Come prepared with questions and suggestions so that the Greater Lexington Chamber can work together with Town officials to create amendments to the current ordinances listed below. Useful Link: Code of Ordinances for the Town of Lexington, South Carolina
Councilman Steve Baker sees the flexibility of these ordinances as an opportunity. “The fewer restrictions that are placed on businesses, the higher likelihood that businesses will thrive,” said Baker. “I am of the opinion that the restrictions placed on wrapped vehicles go beyond what are necessary and would like to see the restrictions eased in this scenario.”
When you read the ordinances pertaining to vehicle signage, don’t be overwhelmed! The bread and butter is in codes 159.04.14 and 159.07.02. The codes following those explain how the violations and penalties are processed and enforced.
159.04-14 – VEHICLE SIGNS
Signs on vehicles, either attached to or painted on vehicles, or any type which are conspicuously parked in close proximity to the right-of-way and are obviously parked in such a way as to advertise any business to the passing motorist or pedestrian are prohibited.

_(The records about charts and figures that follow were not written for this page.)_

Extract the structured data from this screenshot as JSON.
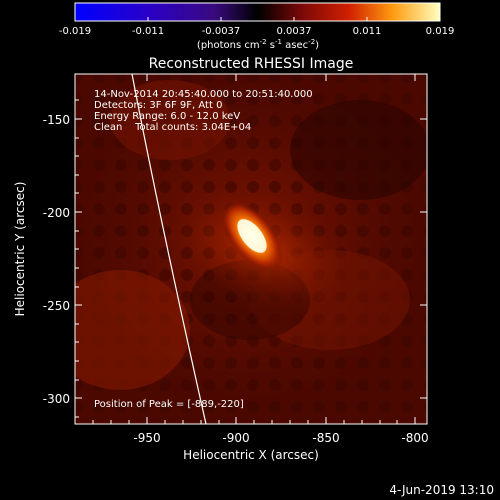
{
  "colorbar": {
    "ticks": [
      "-0.019",
      "-0.011",
      "-0.0037",
      "0.0037",
      "0.011",
      "0.019"
    ],
    "units_label": "(photons cm",
    "units_exp1": "-2",
    "units_mid": " s",
    "units_exp2": "-1",
    "units_tail": " asec",
    "units_exp3": "-2",
    "units_close": ")"
  },
  "plot": {
    "title": "Reconstructed RHESSI Image",
    "info_lines": [
      "14-Nov-2014 20:45:40.000 to 20:51:40.000",
      "Detectors: 3F 6F 9F, Att 0",
      "Energy Range: 6.0 - 12.0 keV",
      "Clean    Total counts: 3.04E+04"
    ],
    "peak_label": "Position of Peak = [-889,-220]",
    "xlabel": "Heliocentric X (arcsec)",
    "ylabel": "Heliocentric Y (arcsec)",
    "xticks": [
      "-950",
      "-900",
      "-850",
      "-800"
    ],
    "yticks": [
      "-150",
      "-200",
      "-250",
      "-300"
    ],
    "xrange": [
      -985,
      -800
    ],
    "yrange": [
      -315,
      -128
    ]
  },
  "footer": {
    "timestamp": "4-Jun-2019 13:10"
  }
}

159.07.02 – INDIVIDUAL BUSINESSES
Maximum number of signs. Except as otherwise specifically stated in these regulations, no more than two (2) business signs, of any type shall be permitted for each street frontage on a lot on which an individual business is located.
159.10.03 – IMPOUNDMENT OF SIGNS
(A) If any sign requiring a permit is erected without a permit, or if any sign is erected in violation of these regulations, the Town Administrator shall have the authority to give the owner thereof written notice of such violation. The notice shall include a brief statement of the particulars in which the violation is to be remedied. If the sign has been permitted, notice to the person receiving the permit shall be sufficient. If a sign has not been permitted, and the owner is not known, a highly visible sticker reading “VIOLATION” shall be attached to the sign for a period of ten (10) days. If the sign owner cannot be found, the duty to perform corrections or removal of the sign will be upon the property owner on whose property the sign is located.

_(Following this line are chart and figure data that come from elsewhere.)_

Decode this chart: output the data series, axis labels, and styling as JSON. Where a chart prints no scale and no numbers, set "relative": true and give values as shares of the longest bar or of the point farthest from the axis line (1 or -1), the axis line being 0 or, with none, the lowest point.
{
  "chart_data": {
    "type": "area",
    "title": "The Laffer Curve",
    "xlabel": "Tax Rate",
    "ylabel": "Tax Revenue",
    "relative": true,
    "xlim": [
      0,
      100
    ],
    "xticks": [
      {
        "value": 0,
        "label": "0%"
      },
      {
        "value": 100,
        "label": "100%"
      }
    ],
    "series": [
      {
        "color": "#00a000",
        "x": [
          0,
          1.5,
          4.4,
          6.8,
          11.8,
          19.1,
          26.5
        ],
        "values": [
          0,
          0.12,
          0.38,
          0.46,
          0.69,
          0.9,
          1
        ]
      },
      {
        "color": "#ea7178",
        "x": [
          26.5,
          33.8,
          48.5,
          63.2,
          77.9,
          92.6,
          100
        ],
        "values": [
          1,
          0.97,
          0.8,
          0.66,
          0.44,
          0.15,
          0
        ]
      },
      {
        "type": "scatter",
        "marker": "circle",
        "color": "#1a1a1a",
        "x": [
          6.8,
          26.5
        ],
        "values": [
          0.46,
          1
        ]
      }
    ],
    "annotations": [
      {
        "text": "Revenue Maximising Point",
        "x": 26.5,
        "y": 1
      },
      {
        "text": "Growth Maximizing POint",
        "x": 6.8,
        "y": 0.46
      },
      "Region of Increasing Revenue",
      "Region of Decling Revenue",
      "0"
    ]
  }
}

(B) If within ten (10) days the owner of the sign fails to contact the Zoning Administrator, bring the sign into conformance with these regulations, and obtain a sign permit, the Building Official shall have the authority to have the sign removed and impounded without further notice and the cost of removal shall constitute a lien against the property on which the sign is located. The Town shall not be liable for any damage to the sign or property as a result of such removal.

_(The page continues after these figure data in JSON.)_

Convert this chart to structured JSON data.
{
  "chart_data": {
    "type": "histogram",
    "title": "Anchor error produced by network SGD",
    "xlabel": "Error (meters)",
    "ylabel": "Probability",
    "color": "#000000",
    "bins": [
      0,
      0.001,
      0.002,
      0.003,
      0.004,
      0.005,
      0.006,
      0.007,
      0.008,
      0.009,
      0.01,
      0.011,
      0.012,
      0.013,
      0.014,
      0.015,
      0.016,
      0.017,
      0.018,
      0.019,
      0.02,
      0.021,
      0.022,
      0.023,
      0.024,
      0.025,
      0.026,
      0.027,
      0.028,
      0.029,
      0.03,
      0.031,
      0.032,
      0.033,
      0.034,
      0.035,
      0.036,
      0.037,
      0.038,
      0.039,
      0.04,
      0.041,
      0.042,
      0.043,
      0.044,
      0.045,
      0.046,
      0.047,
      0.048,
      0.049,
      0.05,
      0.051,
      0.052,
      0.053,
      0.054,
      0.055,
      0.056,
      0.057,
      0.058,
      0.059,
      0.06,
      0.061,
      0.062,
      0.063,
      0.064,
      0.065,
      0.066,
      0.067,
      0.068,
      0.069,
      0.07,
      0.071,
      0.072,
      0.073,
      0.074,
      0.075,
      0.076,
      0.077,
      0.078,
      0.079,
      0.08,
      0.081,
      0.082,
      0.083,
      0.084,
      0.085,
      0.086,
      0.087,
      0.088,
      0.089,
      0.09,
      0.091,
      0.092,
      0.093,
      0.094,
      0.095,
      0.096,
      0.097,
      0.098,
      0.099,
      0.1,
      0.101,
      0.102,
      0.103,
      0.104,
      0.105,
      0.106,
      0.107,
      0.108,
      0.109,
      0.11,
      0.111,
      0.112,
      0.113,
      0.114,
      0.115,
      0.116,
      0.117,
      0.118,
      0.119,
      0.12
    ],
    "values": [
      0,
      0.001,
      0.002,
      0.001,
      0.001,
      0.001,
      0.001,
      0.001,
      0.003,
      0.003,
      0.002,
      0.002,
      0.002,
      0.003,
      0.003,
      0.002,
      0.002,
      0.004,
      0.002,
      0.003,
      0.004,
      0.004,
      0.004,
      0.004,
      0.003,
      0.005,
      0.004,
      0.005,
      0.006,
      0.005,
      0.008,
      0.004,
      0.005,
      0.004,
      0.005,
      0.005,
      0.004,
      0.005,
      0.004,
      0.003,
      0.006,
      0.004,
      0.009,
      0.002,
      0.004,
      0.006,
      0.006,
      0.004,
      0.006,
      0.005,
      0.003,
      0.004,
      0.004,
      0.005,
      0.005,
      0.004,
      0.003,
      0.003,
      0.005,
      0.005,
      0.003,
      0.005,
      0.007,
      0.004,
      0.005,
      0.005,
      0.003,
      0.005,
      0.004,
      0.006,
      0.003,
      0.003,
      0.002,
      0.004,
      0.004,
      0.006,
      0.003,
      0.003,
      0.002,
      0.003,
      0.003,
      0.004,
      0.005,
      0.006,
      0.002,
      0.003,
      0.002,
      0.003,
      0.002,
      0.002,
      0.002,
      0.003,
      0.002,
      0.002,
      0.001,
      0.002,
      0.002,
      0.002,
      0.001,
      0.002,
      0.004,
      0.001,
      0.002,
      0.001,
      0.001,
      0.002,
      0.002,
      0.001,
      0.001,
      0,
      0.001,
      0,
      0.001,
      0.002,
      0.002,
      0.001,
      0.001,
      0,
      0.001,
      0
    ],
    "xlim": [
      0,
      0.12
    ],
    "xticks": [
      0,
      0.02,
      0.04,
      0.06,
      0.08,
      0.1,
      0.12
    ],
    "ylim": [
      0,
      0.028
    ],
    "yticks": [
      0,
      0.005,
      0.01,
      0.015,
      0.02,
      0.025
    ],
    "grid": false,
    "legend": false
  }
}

(C) The Zoning Administrator shall have the authority to remove and impound, without notice to the owners thereof, any signs placed within any street right-of-way, signs attached to trees, rocks or other natural features, and signs attached to telephone and utility poles.
159.10.04 – VIOLATIONS AND PENALTIES
(A) Any person violating, by act or omission, any provision of this chapter shall be guilty of a misdemeanor and shall be punishable by a fine not exceeding five hundred dollars ($500.00), thirty (30) days in jail, or both, at the discretion of the court.
(B) Where such an act or omission is continued in violation of the provisions of this chapter after notice of such violation by the Zoning Administrator, each and every day during which such act or omission continues shall be deemed a separate violation.
(C) The owner or tenant of any building, structure, premises, or part thereof, and any sign company, contractor, architect, surveyor, builder, engineer, agent or other person who commits, participates in, assists in or maintains such violations may each be found guilty of a separate offense and suffer the penalties herein provided.